Title: Linear discriminant analysis with high dimensional mixed variables
Authors: Zhongqing Yang - The Hong Kong Polytechnic University (Hong Kong) [presenting]
Binyan Jiang - The Hong Kong Polytechnic University (Hong Kong)
Cheng Wang - Shanghai Jiao Tong University (China)
Chenlei Leng - Warwick (United Kingdom)
Abstract: With the rapid development of modern measurement technologies, datasets containing both discrete and continuous variables are more and more commonly seen in different areas. The dimensions of the discrete and continuous variables are often be very high. Though discriminant analysis for mixed variables under the traditional fixed dimension setting has been well studied since the 80's, promising approaches taking into account both the high dimensionality and the mixing nature of the data sets are still missing.
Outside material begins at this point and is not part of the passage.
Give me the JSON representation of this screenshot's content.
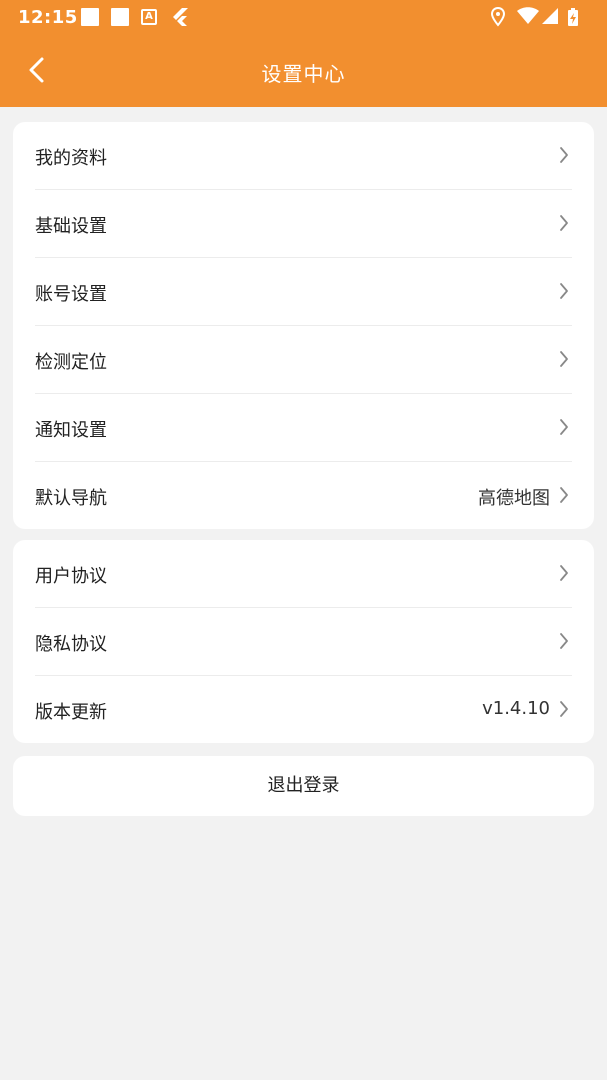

We aim to develop a simple yet useful classification rule that addresses both the high dimensionality and the mixing nature of the variables simultaneously. Our framework is built on a location model, under which we further propose a semiparametric formulation for the optimal Bayes rule. We show that the optimal classification direction and the intercept in the optimal rule can be estimated separately. Efficient direct estimation schemes are then developed to obtain consistent estimators of the discriminant components. Asymptotic results on the estimation accuracy and the misclassification rates are established, and the competitive performance of the proposed classifier is illustrated by simulation and real data studies.